Five or more top fintech companies across Latin America and other emerging markets will launch dollar-denominated accounts powered by stablecoins, using a “fintech mullet” approach through infrastructure partnerships.

Right now, most fintechs simply don’t offer access to dollars. Not because they don’t want to, but because they simply couldn't before. Stablecoins change that. They let fintechs plug into dollar rails without becoming banks, without touching U.S. correspondent infrastructure, and without rebuilding their entire stack. The American Dream.
Just like that, the fintech mullet model takes over. For a regular user, the front looks like a normal fintech app they already trust. While the back runs on crypto rails that move dollars instantly and globally. Instead of spending years on licenses and integrations, companies will ship these products through infrastructure partners like Bando and get to market fast.
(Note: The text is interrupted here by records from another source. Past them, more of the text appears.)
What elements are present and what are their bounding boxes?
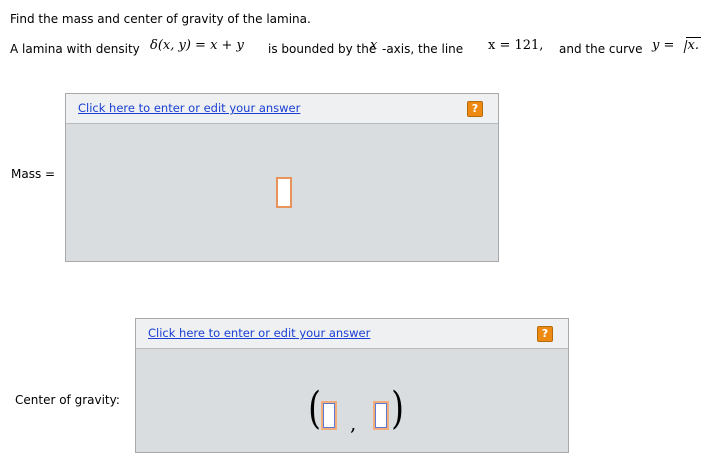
- density-expression: δ(x, y) = x + y: [150, 38, 244, 53]
- problem-intro: A lamina with density: [10, 42, 140, 56]
- center-y-input-slot[interactable]: [373, 401, 389, 430]
- mass-answer-box[interactable]: Click here to enter or edit your answer …: [65, 93, 499, 262]
- problem-curve-text: and the curve: [559, 42, 643, 56]
- mass-input-slot[interactable]: [276, 177, 292, 208]
- mass-answer-header: Click here to enter or edit your answer …: [66, 94, 498, 124]
- curve-expression: y = x.: [652, 37, 701, 53]
- center-x-input-slot[interactable]: [321, 401, 337, 430]
- help-icon[interactable]: ?: [467, 101, 483, 117]
- line-expression: x = 121,: [488, 38, 544, 53]
- help-icon[interactable]: ?: [537, 326, 553, 342]
- curve-radicand: x.: [685, 37, 701, 53]
- problem-statement: A lamina with density δ(x, y) = x + y is…: [10, 36, 720, 62]
- x-axis-symbol: x: [370, 38, 378, 53]
- sqrt-radical: x.: [679, 37, 701, 53]
- open-parenthesis: (: [308, 383, 322, 434]
- question-title: Find the mass and center of gravity of t…: [10, 12, 311, 26]
- center-of-gravity-label: Center of gravity:: [15, 393, 120, 407]
- problem-bounded-text: is bounded by the: [268, 42, 377, 56]
- curve-lhs: y =: [652, 38, 675, 53]
- coordinate-separator: ,: [350, 411, 357, 435]
- mass-label: Mass =: [11, 167, 56, 181]
- center-edit-link[interactable]: Click here to enter or edit your answer: [148, 326, 370, 340]
- center-answer-header: Click here to enter or edit your answer …: [136, 319, 568, 349]
- problem-axis-text: -axis, the line: [382, 42, 464, 56]
- mass-edit-link[interactable]: Click here to enter or edit your answer: [78, 101, 300, 115]
- close-parenthesis: ): [391, 383, 405, 434]
- center-answer-box[interactable]: Click here to enter or edit your answer …: [135, 318, 569, 453]
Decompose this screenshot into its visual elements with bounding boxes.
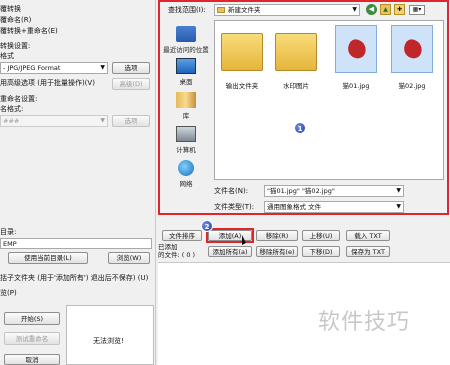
include-subfolders-label: 括子文件夹 (用于'添加所有') 退出后不保存) (U) [0,274,149,282]
chevron-down-icon: ▼ [100,64,105,71]
watermark-text: 软件技巧 [318,310,411,335]
start-button[interactable]: 开始(S) [4,312,60,325]
mouse-cursor-icon [242,235,246,245]
advanced-options-checkbox-label: 用高级选项 (用于批量操作)(V) [0,79,95,87]
format-label: 格式 [0,52,14,60]
advanced-options-checkbox[interactable]: 用高级选项 (用于批量操作)(V) [0,80,95,87]
remove-all-button[interactable]: 移除所有(e) [256,246,298,257]
chevron-down-icon: ▼ [100,117,105,124]
rename-only-option[interactable]: 覆命名(R) [0,17,31,24]
added-label: 已添加 [158,243,178,251]
preview-checkbox[interactable]: 览(P) [0,290,17,297]
name-format-input[interactable]: ### ▼ [0,115,108,127]
add-button-highlight [206,228,254,243]
format-value: - JPG/JPEG Format [3,64,61,72]
move-up-button[interactable]: 上移(U) [302,230,340,241]
preview-label: 览(P) [0,289,17,297]
convert-only-option[interactable]: 覆转换 [0,6,21,13]
load-txt-button[interactable]: 载入 TXT [346,230,390,241]
remove-button[interactable]: 移除(R) [256,230,298,241]
format-options-button[interactable]: 选项 [112,62,150,74]
move-down-button[interactable]: 下移(D) [302,246,340,257]
rename-settings-label: 重命名设置: [0,95,38,103]
cancel-button[interactable]: 取消 [4,354,60,365]
include-subfolders-checkbox[interactable]: 括子文件夹 (用于'添加所有') 退出后不保存) (U) [0,275,148,282]
preview-placeholder: 无法浏览! [93,337,124,345]
convert-rename-option[interactable]: 覆转换+重命名(E) [0,28,58,35]
step-badge-2: 2 [201,220,213,232]
test-rename-button[interactable]: 测试重命名 [4,332,60,345]
name-format-value: ### [3,117,20,125]
step-badge-1: 1 [294,122,306,134]
browse-button[interactable]: 浏览(W) [108,252,150,264]
name-format-label: 名格式: [0,105,24,113]
dialog-highlight-box [158,0,449,215]
sort-files-button[interactable]: 文件排序 [162,230,202,241]
output-dir-input[interactable]: EMP [0,238,152,249]
format-select[interactable]: - JPG/JPEG Format ▼ [0,62,108,74]
advanced-button[interactable]: 高级(D) [112,78,150,90]
files-count: 的文件: ( 0 ) [158,251,196,259]
output-dir-label: 目录: [0,228,17,236]
use-current-dir-button[interactable]: 使用当前目录(L) [8,252,88,264]
rename-options-button[interactable]: 选项 [112,115,150,127]
left-panel: 覆转换 覆命名(R) 覆转换+重命名(E) 转换设置: 格式 - JPG/JPE… [0,0,156,365]
add-all-button[interactable]: 添加所有(a) [208,246,252,257]
preview-pane: 无法浏览! [66,305,154,365]
file-list-panel: 文件排序 添加(A) 2 添加所有(a) 移除(R) 移除所有(e) 上移(U)… [156,220,450,365]
convert-settings-label: 转换设置: [0,42,31,50]
save-txt-button[interactable]: 保存为 TXT [346,246,390,257]
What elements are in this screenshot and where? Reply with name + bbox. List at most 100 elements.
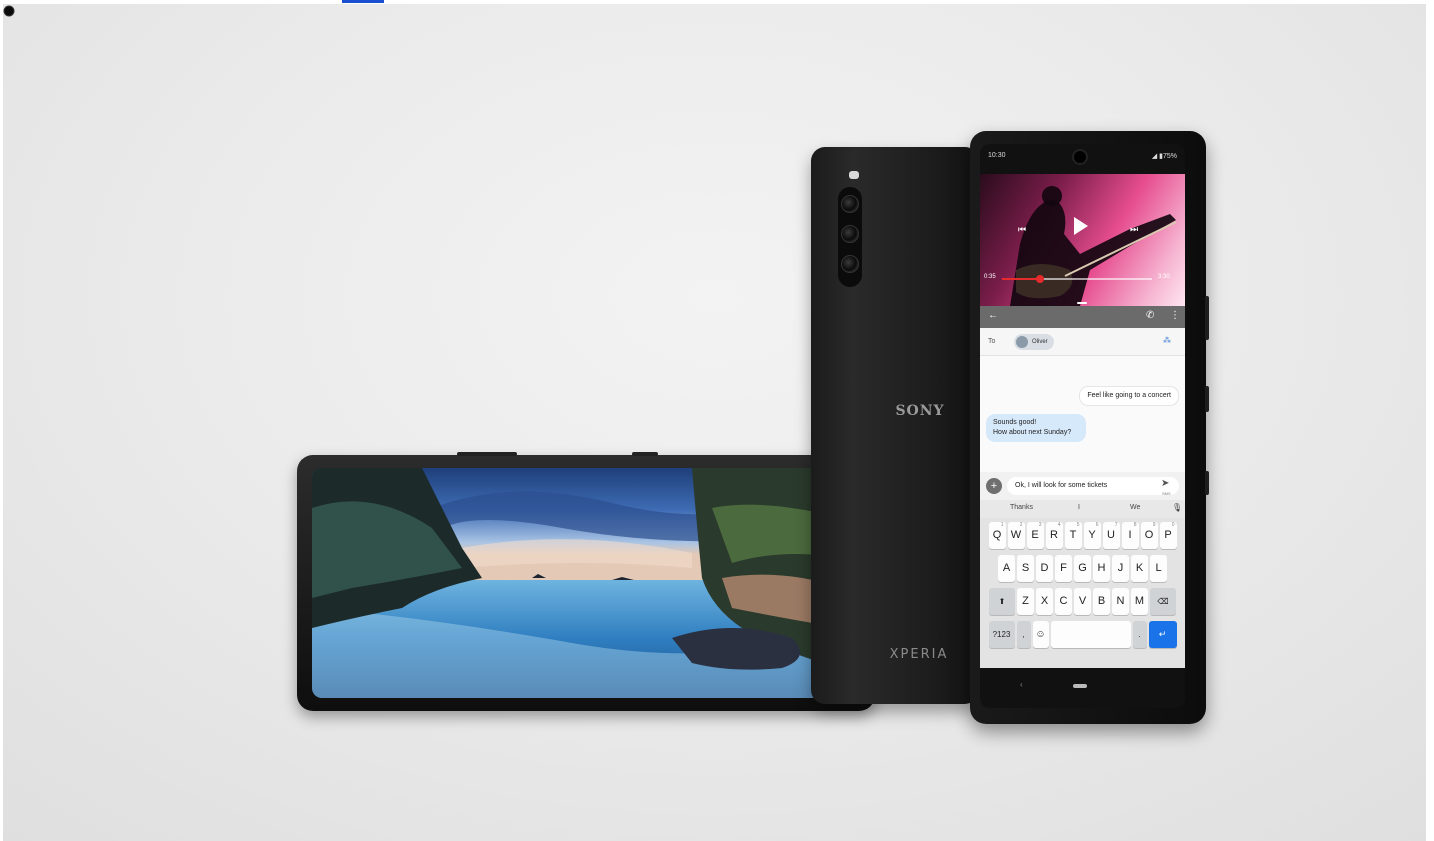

In the episode Simon actually highlighted five is low. From what he’s seeing globally, fintechs are adopting stablecoins faster than any previous infrastructure shift. Users want dollars, and fintechs that offer them will win. As simple as that.
3. Nubank will announce its own blockchain (or a deep partnership with one)
At some point in 2026, Nubank will either announce its own blockchain or formalize a deep partnership with an existing chain, probably Tempo. We don’t have any insider info. We don’t know when. We just think it happens.
The logic is simple. Nubank is watching what Coinbase, Stripe, and Robinhood are doing with their own chain. It’s watching how control over execution, settlement, and product velocity compounds when the rails are owned. Everything is better, and faster, when you own the stack.
It just makes sense, so much so that we wrote an article on this a few months ago. Check it out here.
4. 30% of the U.S.–Mexico remittance corridor will run on stablecoins
Stablecoins will process at least 30% of the $64.7B remittance corridor between the U.S. and Mexico.
This is actually a very data driven guess since adoption is already compounding. Stablecoins represented roughly 10% of the corridor in 2024, and we estimate them to have been at around 17% in 2025. At current growth rates, reaching 30% in 2026 is a natural continuation, and not aggressive at all.
Volume will concentrate around platforms that already operate at scale. Félix Pago continues to expand rapidly, while Bitso Business has become core settlement infrastructure for stablecoin-based remittances (among other products), offering lower costs, faster settlement, and higher reliability than traditional rails. As usage compounds, stablecoins move from a complementary rail to a dominant one.
Interlude
Let's do rapid fire predictions with the rest, why not.
5. At least 3 Latin American countries, including Mexico, will begin introducing formal stablecoin regulation.
The U.S. will actively push stablecoin regulation through trade and financial negotiations as a way to export the dollar digitally. For emerging markets, adopting regulated dollar rails will be positioned as alignment, making formal stablecoin frameworks a strategic necessity.
6. The global stablecoin market cap will surpass $600B.
We went from $200B to $300B in 2025, 50%. I see this trend compounding over the next few years, and don't see it lower than a 2x.
7. The non-USD stablecoin market cap will grow from $1.5B to $10B.
If you know me, you know I'm bullish on local stablecoins. I've already written three pieces on them, check them out if you'd like to know why:
8. More than 80% of altcoins will fail to reclaim their 2025 highs at any point in 2026.
Liquidity will continue to concentrate around assets with real cash flows, users, or infrastructure relevance. Narrative-driven tokens and recycled VC launches will struggle to attract sustained demand in a more selective market. This does not mean I'm wishing a bear market upon us, bad tokens will just, perform badly.
9. At least 10 major banks or large fintechs will launch their own stablecoins.
Last year we saw dozens of headlines of banks and fintechs wanting to launch their own stablecoin, this year it will come true.